The names of three subspecies of Eremaea asterocarpa are accepted by the Australian Plant Census:

- Eremaea asterocarpa Hnatiuk subsp. asterocarpa has leaves with 3 (rarely 5) veins;
- Eremaea asterocarpa subsp. brachyclada Hnatiuk is a small, low shrub with short, twisted branches and leaves with 5 to 7 or more veins;
- Eremaea asterocarpa subsp. histoclada Hnatiuk is an erect plant with straight or slightly arched branches and leaves with 5 to 7 or more veins.

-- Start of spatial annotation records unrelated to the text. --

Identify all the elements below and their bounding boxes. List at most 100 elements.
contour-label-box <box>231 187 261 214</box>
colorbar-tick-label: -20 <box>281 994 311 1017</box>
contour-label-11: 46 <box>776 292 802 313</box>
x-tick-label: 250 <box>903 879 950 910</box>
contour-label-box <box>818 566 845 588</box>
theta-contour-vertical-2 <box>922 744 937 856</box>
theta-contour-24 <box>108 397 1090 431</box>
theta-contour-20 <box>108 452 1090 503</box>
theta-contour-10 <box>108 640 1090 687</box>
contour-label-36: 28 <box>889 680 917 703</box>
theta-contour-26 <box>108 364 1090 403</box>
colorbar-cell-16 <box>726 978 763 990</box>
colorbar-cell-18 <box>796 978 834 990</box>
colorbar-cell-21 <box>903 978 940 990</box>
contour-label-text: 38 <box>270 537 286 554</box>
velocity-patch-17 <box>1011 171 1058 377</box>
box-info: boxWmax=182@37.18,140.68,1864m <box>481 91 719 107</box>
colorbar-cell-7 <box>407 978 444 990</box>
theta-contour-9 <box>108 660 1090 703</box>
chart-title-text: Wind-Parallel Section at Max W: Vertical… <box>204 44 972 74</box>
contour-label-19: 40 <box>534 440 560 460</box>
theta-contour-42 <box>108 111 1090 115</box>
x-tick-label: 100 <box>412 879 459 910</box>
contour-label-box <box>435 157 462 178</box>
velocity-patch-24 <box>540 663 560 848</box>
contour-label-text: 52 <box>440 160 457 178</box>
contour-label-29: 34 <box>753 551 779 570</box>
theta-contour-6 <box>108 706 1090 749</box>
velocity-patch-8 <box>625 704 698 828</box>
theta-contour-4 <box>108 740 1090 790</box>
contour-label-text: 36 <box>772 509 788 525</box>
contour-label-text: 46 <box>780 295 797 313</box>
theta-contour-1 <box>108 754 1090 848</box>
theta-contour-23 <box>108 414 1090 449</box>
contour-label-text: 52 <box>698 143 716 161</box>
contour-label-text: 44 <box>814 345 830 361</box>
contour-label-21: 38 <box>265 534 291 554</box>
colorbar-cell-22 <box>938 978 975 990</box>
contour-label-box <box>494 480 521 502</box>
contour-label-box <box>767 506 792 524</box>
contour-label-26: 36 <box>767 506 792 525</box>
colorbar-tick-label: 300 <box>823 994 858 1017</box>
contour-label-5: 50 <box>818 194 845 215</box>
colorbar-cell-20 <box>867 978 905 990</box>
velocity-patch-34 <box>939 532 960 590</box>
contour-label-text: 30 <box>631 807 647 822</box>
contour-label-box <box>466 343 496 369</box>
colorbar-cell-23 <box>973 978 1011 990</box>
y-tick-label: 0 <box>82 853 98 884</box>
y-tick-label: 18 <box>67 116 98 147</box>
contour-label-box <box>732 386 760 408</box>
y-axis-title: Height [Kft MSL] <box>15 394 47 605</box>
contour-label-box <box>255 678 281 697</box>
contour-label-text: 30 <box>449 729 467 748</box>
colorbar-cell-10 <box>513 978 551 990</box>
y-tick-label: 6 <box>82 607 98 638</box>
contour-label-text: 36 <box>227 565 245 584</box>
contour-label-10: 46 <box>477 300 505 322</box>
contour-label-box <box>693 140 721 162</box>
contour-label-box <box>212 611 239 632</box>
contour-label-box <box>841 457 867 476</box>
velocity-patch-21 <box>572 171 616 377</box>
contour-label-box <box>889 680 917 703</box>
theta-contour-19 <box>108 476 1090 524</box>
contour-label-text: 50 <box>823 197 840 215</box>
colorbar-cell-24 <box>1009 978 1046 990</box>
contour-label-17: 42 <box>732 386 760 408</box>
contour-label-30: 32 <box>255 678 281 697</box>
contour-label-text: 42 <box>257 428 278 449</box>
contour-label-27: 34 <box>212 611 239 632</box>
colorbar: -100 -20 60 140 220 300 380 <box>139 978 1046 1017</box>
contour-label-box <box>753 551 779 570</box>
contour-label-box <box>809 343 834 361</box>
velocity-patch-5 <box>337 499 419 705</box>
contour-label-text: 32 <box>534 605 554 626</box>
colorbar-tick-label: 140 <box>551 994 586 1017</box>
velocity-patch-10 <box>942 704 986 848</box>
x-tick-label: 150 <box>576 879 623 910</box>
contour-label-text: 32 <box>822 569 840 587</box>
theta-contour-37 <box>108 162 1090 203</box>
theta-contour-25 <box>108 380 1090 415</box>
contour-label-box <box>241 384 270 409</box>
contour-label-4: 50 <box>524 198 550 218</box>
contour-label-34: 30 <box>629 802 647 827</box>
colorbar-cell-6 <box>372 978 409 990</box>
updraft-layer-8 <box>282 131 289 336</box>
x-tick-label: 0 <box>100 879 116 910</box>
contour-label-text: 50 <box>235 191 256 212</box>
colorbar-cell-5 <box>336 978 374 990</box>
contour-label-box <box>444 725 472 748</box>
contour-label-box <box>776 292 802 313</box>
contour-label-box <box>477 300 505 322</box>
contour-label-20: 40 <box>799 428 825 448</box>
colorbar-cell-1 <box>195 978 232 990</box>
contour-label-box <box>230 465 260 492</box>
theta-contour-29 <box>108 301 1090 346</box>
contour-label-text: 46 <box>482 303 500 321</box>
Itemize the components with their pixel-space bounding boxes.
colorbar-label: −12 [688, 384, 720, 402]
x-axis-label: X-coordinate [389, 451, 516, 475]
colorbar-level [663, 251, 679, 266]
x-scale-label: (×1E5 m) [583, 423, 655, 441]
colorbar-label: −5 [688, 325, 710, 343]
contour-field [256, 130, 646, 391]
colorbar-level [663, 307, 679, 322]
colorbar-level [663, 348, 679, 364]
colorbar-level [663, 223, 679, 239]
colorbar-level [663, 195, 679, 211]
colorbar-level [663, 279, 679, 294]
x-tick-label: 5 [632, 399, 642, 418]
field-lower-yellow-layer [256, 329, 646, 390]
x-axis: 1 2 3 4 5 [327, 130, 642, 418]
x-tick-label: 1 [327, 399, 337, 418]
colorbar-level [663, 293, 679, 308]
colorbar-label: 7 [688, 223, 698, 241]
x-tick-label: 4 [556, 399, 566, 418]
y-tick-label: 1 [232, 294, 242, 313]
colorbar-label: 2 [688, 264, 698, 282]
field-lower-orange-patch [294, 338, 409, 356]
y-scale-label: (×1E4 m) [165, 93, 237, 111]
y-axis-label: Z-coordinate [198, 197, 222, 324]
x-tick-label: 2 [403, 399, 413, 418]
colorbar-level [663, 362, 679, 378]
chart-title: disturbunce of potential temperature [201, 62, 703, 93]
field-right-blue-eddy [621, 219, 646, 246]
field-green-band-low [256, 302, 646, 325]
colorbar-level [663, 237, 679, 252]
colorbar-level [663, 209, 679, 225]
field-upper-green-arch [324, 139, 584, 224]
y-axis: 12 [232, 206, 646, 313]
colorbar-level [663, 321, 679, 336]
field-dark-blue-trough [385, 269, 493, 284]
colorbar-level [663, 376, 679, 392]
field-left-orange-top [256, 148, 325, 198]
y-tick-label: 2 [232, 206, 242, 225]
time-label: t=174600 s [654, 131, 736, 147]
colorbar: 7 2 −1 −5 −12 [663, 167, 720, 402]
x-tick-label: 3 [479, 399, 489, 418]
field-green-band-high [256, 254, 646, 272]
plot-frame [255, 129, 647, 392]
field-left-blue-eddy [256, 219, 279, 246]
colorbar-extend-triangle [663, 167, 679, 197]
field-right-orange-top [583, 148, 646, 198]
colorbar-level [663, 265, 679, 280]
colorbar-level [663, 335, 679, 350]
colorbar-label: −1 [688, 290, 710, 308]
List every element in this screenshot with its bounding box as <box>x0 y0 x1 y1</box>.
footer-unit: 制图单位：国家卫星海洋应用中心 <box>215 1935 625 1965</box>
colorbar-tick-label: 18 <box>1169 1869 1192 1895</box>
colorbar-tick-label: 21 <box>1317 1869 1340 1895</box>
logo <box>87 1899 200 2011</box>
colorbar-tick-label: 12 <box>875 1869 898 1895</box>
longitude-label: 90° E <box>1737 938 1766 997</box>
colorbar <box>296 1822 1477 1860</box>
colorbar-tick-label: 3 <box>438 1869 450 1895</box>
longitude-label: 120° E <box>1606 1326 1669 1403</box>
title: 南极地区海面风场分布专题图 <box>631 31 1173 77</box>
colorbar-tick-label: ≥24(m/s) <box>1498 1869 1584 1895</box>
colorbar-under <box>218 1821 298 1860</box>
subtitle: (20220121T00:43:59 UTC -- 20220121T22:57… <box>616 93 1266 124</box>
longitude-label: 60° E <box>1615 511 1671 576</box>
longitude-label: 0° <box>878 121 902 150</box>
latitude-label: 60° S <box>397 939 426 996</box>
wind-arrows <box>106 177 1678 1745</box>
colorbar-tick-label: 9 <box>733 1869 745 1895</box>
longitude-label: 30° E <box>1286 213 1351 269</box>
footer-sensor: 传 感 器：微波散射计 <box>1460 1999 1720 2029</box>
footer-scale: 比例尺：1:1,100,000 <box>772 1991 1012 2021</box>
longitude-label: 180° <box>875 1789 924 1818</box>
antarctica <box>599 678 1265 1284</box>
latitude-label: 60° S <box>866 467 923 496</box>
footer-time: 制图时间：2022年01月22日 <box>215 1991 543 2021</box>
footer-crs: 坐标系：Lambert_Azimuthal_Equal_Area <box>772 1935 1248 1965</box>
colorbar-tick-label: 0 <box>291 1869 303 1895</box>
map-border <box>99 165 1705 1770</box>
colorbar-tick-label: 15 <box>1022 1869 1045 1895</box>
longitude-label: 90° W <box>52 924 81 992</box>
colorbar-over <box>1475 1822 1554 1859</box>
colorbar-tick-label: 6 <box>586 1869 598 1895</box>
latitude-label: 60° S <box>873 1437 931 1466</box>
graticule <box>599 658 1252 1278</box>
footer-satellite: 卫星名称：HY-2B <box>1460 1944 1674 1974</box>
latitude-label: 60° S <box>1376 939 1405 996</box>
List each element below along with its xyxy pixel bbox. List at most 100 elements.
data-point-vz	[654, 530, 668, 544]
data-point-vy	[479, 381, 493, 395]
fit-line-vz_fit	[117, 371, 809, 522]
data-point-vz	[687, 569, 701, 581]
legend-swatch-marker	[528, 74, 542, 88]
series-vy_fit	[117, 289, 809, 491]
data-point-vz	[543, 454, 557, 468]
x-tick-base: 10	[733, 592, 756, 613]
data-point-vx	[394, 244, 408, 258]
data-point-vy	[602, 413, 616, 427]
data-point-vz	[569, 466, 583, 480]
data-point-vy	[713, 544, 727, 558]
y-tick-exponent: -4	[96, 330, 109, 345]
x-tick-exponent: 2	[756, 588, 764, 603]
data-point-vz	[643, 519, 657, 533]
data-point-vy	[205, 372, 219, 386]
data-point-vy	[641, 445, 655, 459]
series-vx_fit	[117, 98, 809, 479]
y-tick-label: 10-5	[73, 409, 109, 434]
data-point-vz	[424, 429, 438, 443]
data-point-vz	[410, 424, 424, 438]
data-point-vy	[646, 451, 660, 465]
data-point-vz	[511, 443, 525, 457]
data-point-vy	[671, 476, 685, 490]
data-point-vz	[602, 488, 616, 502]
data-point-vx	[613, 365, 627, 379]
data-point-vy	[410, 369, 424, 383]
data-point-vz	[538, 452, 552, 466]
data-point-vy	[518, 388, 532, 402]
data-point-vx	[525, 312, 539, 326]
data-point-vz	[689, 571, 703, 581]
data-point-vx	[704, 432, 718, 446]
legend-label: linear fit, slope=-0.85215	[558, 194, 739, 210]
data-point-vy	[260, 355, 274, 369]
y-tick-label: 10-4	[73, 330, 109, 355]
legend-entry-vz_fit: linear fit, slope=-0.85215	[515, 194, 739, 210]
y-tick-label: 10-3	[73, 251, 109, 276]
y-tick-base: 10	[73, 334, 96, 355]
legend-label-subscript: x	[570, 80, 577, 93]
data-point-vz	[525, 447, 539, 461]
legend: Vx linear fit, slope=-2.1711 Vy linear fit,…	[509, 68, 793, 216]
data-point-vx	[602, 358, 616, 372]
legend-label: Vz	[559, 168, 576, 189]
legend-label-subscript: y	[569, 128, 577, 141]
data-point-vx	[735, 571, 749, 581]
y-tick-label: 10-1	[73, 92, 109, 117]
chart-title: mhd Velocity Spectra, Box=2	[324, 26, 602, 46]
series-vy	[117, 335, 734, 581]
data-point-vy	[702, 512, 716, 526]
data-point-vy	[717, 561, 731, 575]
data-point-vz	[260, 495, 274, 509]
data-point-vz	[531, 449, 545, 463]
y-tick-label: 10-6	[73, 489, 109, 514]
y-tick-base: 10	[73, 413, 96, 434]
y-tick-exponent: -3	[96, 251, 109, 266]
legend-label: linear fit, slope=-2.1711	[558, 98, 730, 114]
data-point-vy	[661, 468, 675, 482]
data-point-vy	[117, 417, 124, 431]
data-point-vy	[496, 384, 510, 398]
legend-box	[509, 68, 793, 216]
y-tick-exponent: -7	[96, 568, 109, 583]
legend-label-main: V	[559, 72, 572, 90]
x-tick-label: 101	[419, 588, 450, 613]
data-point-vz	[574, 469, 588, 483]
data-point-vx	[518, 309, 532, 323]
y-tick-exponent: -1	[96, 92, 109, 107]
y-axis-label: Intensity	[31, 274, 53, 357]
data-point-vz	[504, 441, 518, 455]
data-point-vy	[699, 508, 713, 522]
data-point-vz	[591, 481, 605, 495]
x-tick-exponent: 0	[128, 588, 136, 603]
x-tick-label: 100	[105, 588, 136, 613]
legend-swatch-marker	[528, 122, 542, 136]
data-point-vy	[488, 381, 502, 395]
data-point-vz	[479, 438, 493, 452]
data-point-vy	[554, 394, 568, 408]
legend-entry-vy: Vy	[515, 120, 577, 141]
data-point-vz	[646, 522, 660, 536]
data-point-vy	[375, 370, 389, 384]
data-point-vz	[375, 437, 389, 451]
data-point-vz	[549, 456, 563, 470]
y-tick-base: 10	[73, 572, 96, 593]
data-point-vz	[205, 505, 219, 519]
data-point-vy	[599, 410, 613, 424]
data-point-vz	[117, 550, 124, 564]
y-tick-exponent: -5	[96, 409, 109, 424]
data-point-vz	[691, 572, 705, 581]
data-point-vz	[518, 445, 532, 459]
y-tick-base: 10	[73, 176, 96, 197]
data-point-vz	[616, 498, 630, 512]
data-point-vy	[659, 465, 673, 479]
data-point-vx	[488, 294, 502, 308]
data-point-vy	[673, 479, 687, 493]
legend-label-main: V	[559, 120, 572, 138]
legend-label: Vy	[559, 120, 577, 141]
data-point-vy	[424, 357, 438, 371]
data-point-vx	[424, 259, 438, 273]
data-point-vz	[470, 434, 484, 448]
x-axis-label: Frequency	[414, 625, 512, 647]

==Distribution and habitat==
Eremaea asterocarpa is found in near-coastal areas of the south-west in the Geraldton Sandplains, Jarrah Forest and Swan Coastal Plain biogeographic regions. It grows in sand over laterite.

==Conservation==
Eremaea asterocarpa is classified as "not threatened" by the Western Australian Government Department of Parks and Wildlife.